As you can see in the image below, every day we hit about 6 Mbps of inbound and 2.5 Mbps of outbound. Today, we hit over 10 Mbps of inbound and 15 Mbps of outbound!

enter image description here

The app runs with pm2 on a single CPU. During the incident, we tried using all 4 of them but nothing seemed to improve... it still froze. We also don't cache anything at the moment (we will though real soon). The db is indexed, but other than that not much have been done for improvement. All photos are stored in an S3 of DigitalOcean.

The question is, considering that every other metric was of normal highs, and that the db is fairly-well structured, do you think that this bandwidth spike could cause a total freeze on the server, or it wouldn't affect that at all? Could it be that the server we're using isn’t good enough to support the app?

Also, how many users do you think our infrastructure should support? I know it depends on many factors, but based on what I described is it normal not to be able to handle 600 users?

Sotiris Kaniras
  • 198
  • 2
  • 10

1 Answers1

0

This looks indeed like you hit a resource limit of your server or database.

do you think that this bandwidth spike could cause a total freeze on the server

You would start by finding out what the "total freeze" really was by looking into the logs and metrics. There is essential information missing in your post to reach a sound conclusion, namely MongoDB metrics and instance metrics at the time of the freeze. If you haven't set up MongoDB monitoring, this may be a good time to do so.

For MongoDB, often experienced constraints are:

  • CPU usage maxed out (especially if you make extensive use of aggregation)
  • IOPS credits for the underlying node disks used up (which usually indicates RAM shortage for the working set)

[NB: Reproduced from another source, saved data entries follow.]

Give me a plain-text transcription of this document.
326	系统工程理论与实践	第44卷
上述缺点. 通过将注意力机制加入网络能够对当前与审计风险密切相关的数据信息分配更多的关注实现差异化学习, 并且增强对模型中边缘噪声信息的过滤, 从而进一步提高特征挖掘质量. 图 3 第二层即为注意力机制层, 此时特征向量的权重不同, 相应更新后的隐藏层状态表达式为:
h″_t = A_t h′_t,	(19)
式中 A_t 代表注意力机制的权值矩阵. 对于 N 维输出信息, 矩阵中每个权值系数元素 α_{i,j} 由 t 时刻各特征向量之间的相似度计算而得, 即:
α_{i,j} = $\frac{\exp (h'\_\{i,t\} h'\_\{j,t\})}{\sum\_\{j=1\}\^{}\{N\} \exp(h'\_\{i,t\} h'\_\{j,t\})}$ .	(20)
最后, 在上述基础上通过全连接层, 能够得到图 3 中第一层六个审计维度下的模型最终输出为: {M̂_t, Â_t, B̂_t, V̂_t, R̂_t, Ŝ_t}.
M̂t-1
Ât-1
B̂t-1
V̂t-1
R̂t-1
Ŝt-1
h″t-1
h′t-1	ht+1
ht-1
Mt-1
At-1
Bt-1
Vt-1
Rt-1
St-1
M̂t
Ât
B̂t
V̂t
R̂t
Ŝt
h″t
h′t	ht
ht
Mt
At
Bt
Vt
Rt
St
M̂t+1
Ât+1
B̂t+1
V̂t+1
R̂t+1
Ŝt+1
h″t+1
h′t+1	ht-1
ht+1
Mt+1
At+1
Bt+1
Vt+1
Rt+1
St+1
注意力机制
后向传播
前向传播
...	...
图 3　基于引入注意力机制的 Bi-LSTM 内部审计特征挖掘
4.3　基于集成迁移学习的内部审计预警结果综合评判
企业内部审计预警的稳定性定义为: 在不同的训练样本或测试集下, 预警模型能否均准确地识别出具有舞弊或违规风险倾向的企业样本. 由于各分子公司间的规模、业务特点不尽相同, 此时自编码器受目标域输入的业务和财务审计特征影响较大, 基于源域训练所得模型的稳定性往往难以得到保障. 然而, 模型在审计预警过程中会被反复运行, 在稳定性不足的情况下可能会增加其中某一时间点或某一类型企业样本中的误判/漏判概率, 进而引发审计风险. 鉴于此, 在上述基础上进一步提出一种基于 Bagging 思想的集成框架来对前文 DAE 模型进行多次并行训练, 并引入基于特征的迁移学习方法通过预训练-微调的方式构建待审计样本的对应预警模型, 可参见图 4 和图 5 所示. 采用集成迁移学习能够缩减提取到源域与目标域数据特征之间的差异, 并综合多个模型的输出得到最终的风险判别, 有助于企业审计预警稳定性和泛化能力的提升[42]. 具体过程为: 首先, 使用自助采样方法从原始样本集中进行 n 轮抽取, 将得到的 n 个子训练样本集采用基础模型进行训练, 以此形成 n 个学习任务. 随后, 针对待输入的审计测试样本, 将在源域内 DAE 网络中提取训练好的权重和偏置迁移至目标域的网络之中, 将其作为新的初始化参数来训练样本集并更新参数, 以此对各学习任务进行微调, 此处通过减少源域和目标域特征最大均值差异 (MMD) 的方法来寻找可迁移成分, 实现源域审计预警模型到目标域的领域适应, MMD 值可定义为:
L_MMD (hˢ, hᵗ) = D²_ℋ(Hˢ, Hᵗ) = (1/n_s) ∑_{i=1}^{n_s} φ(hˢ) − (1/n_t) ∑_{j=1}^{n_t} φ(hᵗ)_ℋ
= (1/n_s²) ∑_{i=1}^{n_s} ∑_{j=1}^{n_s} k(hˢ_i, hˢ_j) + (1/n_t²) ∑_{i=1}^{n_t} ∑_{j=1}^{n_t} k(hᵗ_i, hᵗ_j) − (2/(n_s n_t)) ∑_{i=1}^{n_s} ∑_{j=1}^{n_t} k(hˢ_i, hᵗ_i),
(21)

For a server instance, it could be:

  • CPU usage maxed out
  • RAM usage maxed out
  • network limits

Depending on your infrastructure it may also be something more obscure like limits of your reverse proxy or a load balancer. In addition, in a virtualized environment with Digital Ocean there may be other "artificial" limits that come into play.

how many users do you think our infrastructure should support?

It depends on the resources your app needs as traffic increases and the limits regarding server instance, database instance and network in between both and to the public. Every app is different, so there is no generic answer to that.

Generally speaking, you would continuously adapt the resources to predicted traffic based on historic data, considering such spikes. For user facing services it usually makes sense economically and operationally to set up a load balancer and auto-scaling group to handle traffic fluctuations. You would also be better prepared for malicious attacks on your infrastructure that can cause load increases, which will become more likely and increase in frequency as your service gets more popular.

Manuel
  • 225
  • 3
  • 13